According to award-winning journalist John Pilger, the Pentagon’s campaign enacted the media to destroy Assange’s reputation as “threats of exposure [and] criminal prosecution” were used to rid the public “feeling of trust” towards the core of WikiLeaks’ operations. In many cases, this worked. Look how many mainstream media outlets who long profited off of Assange’s work early on but have now turned on him. Was this at the call of ‘higher powers?’ or are they simply following up with natural responses to a heavy smear and disinformation campaign?

Assange is currently in jail for 50 weeks for skipping bail after he spent seven years in the Ecuadorian embassy in London. He was recently too ill to appear at a hearing at Westminster magistrates court in relation to the US request. More recently, the British home secretary Sajid Javid signed the extradition order to send Julian Assange to the US. This now leaves the final decision to the courts. It’s likely that the extradition decision process will take many months to decide in court.

In late May Assange was hit with 17 criminal charges under the espionage act when a federal grand jury in Virginia returned a brand new indictment. All are in connection with the alleged leaks publicly released in conspiracy with Chelsea Manning.

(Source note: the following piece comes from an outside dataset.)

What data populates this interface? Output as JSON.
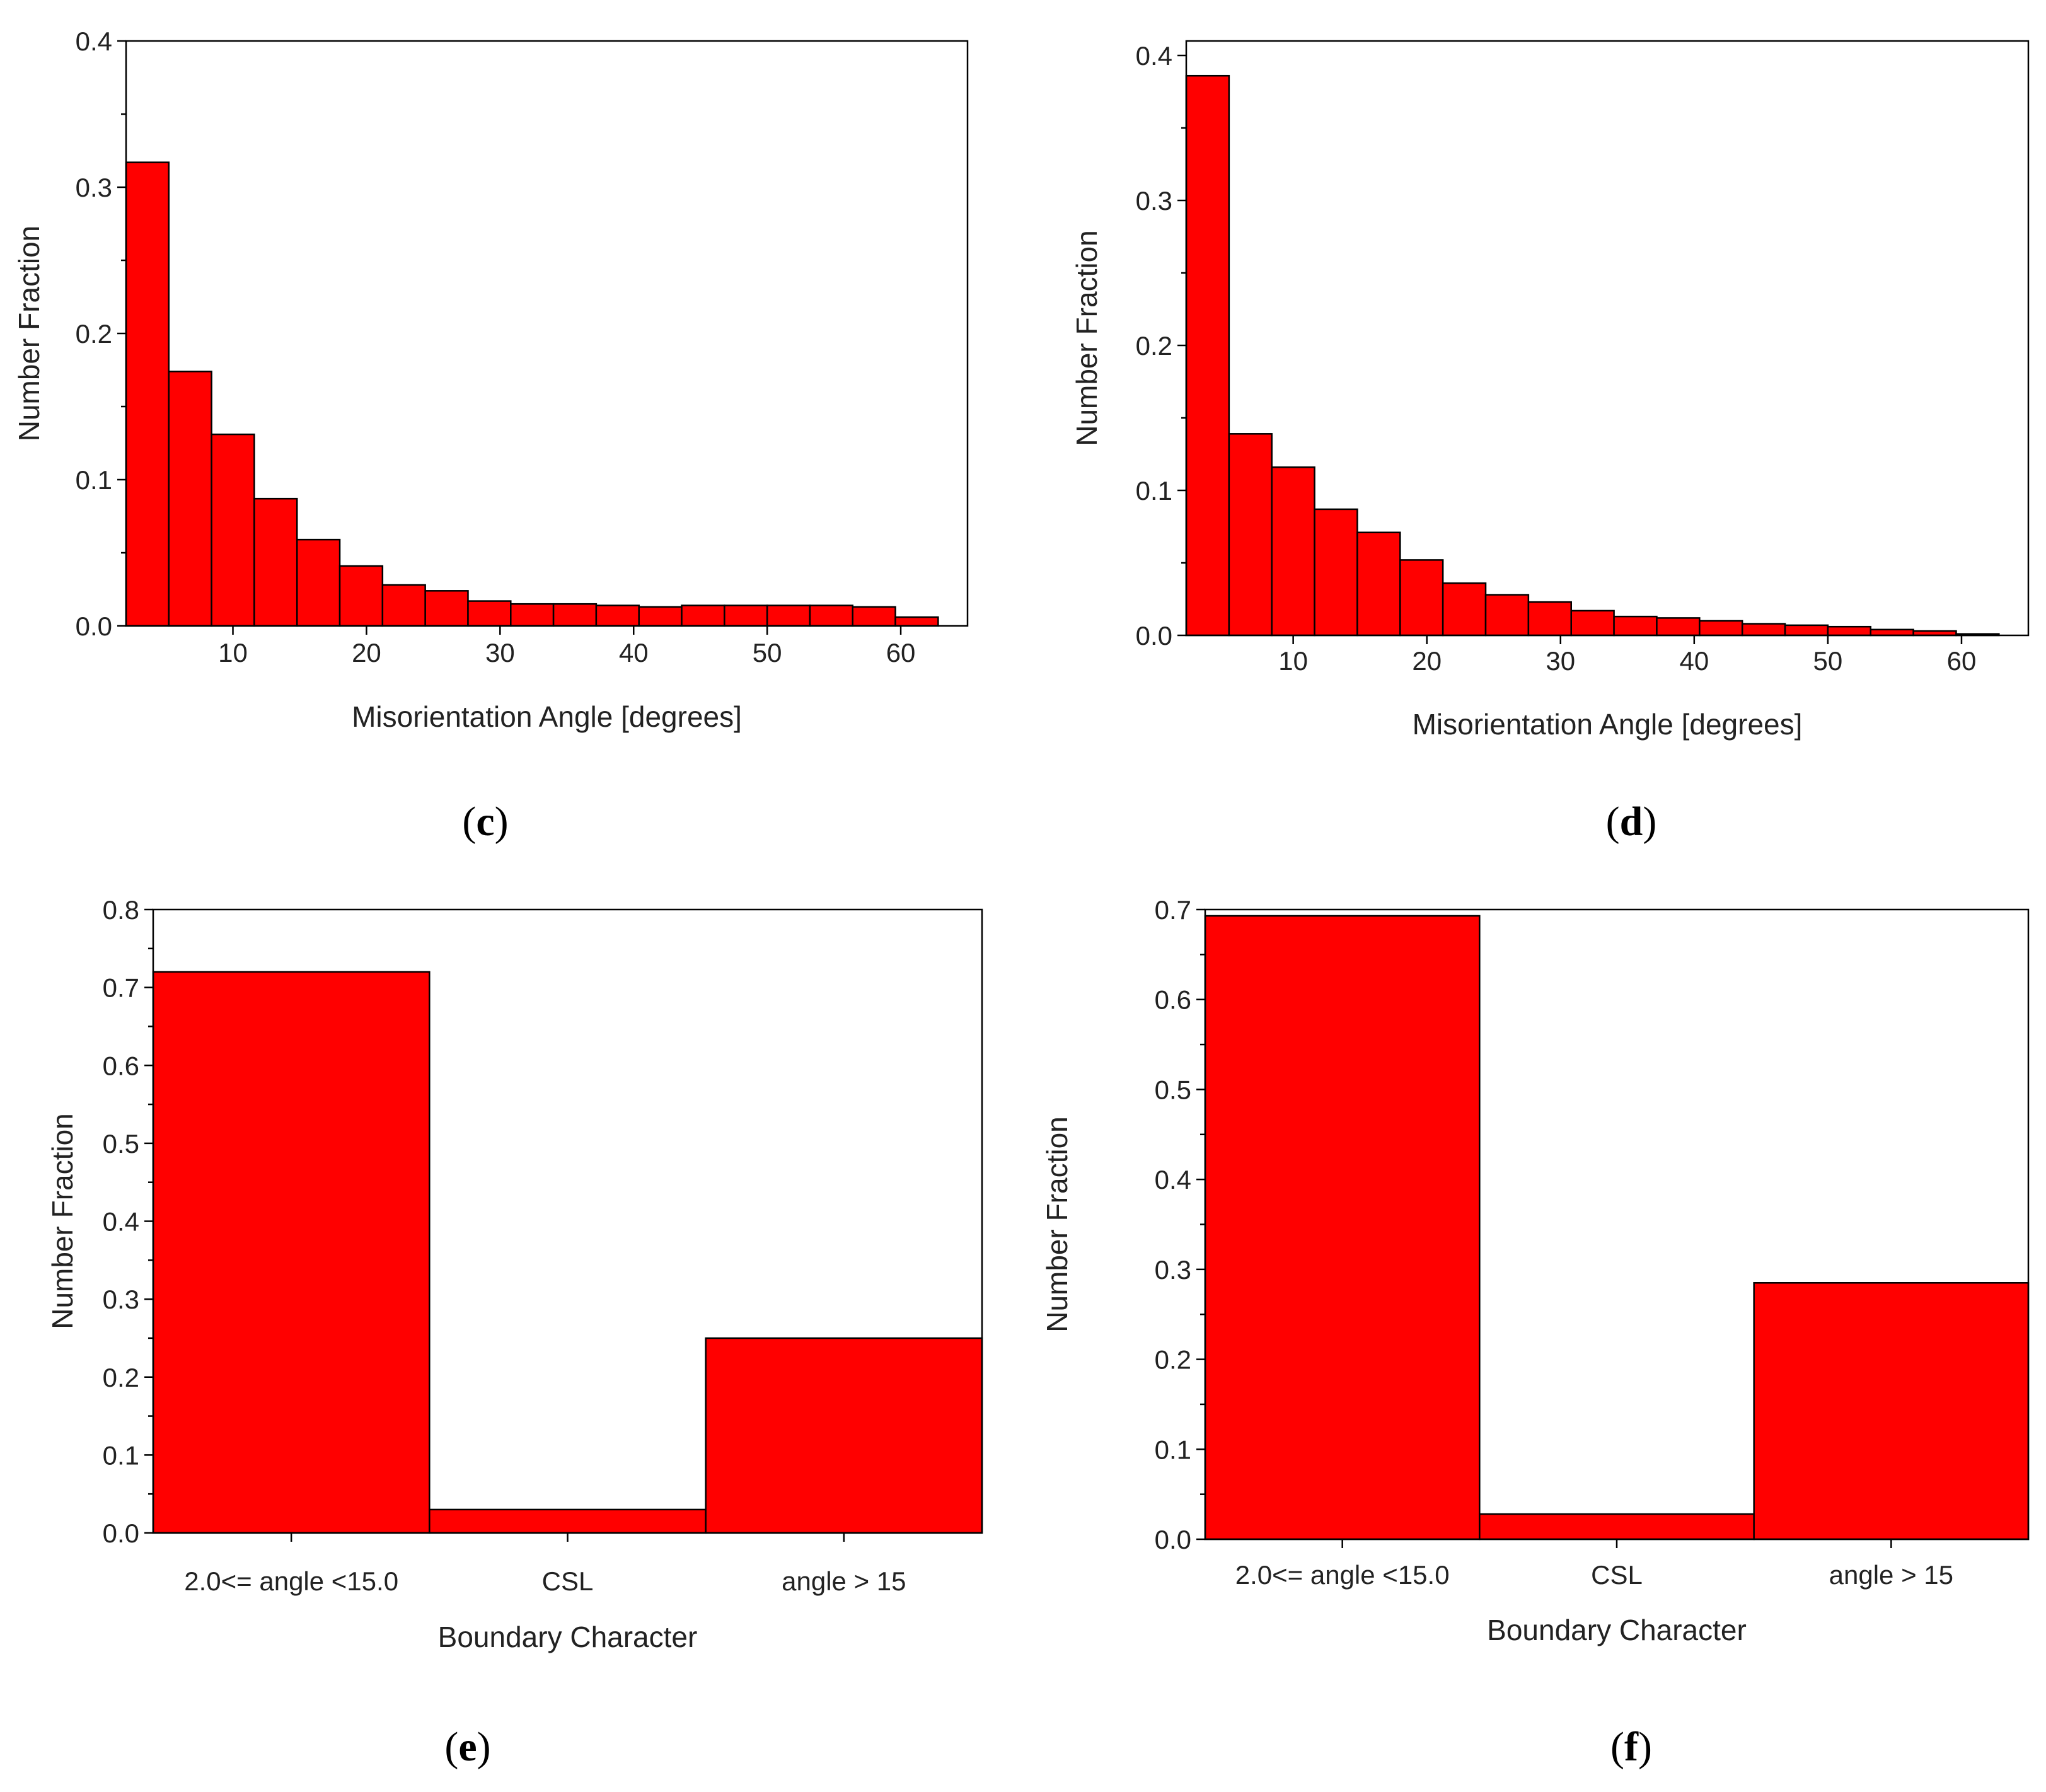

All charges combined could land him in prison for 170 years, all for doing what many are arguing are responsible and important acts of journalism. WikiLeaks has never had to make a retraction on their journalistic work.

Of course, Assange’s arrest has been controversial since it happened. Garnering opinions from many directions including that he is a hero and that he is a villain that must be prosecuted for revealing government secrets. Demers responded to supporters of Assange who feel the WikiLeaks founder was being targeted for work as a journalist. Demers stated this information put the sources at risk, and that no “responsible” journalist would publish it.

If he is found guilty of his charges, which is highly unlikely considering no “national security” defendant has ever won a case in the Eastern District of Virginia court where he will be tried, it’s also unlikely they will acquit him. Thus, Assange facing 170 years in prison is a very real thought.

The Takeaway

Some still believe Assange is being brought back to the US to be a witness in bringing to light the crimes of people like Hillary Clinton and her cronies. I still do not see solid evidence of this and instead see a situation developing that has very serious implications on journalistic work and truth, not to mention destroying the life of an innocent man.

Regardless, this presents an opportunity for questioning. Why does our government’s work so hard to protect secrets related to wrongdoing that no one supports? Why do we spend more time arguing over if Assange is right or wrong when we already know the actions of our governments are dreadful? Are we not simply being distracted by them? Good ol’ bait and switch?